If you only need realtime streaming, you don’t need minion instances
a

Alexander Vivas

02/12/2021, 3:26 PM
Okay, then if I understood correctly, if we were to have offline tables and ingest data from any other source then we should increase the minion resources and instances.
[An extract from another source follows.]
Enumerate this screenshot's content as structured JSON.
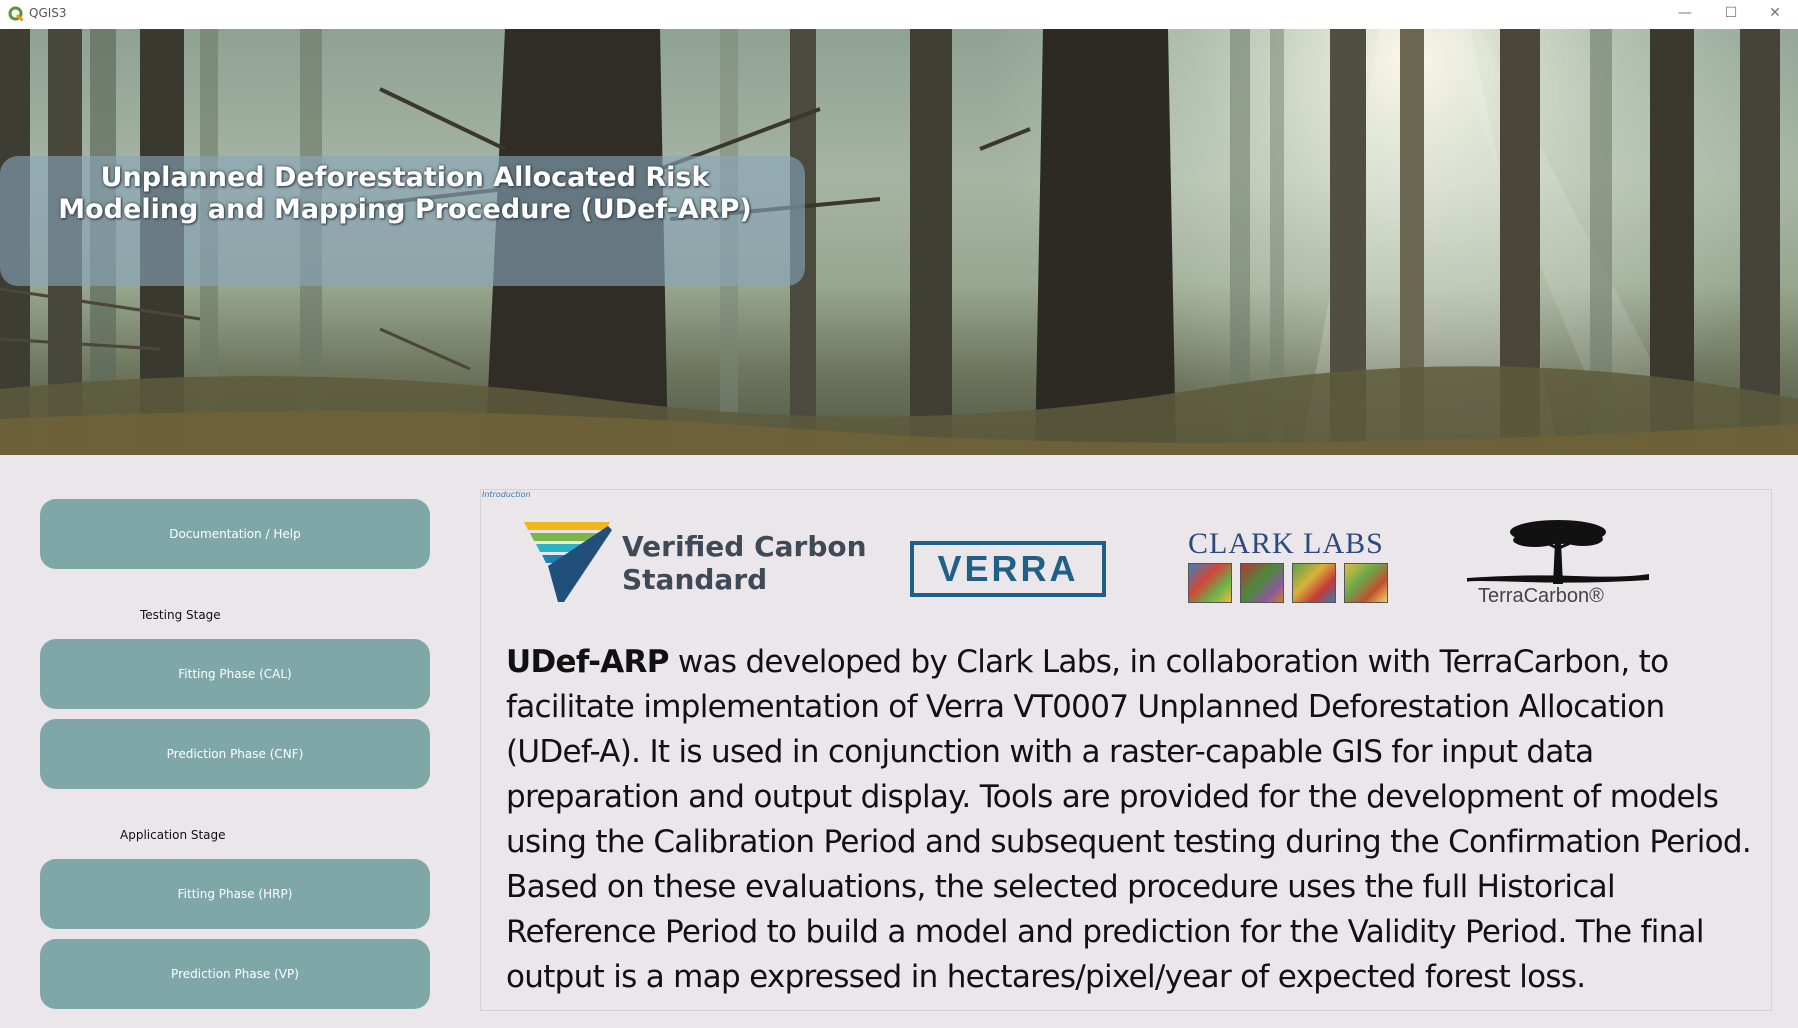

Is that correct?
d

Daniel Lavoie

02/12/2021, 3:27 PM
Do your ingestion need, yes
Typically, a bunch of workers for an initial load, then just the right amount for the periodic new files to ingest
a

Alexander Vivas

02/12/2021, 3:28 PM
Ah, okay, so it depends on the workload for the batch ingestion
Many thanks!
d

Daniel Lavoie

02/12/2021, 3:29 PM
Yes, it scales horizontally pretty well, it’s usually CPU bottlenecked because it’s responsible for generating the segments.
a

Alexander Vivas

02/12/2021, 6:28 PM
It works perfectly!
Last question, can we use this https://docs.pinot.apache.org/basics/data-import/pinot-file-system/import-from-gcp#job-spec to import data exported from bigquery?
d

Daniel Lavoie

02/12/2021, 6:30 PM
As long as your can export the data with a schema matching the one of pinot, yes you can
a

Alexander Vivas

02/12/2021, 6:30 PM
Thanks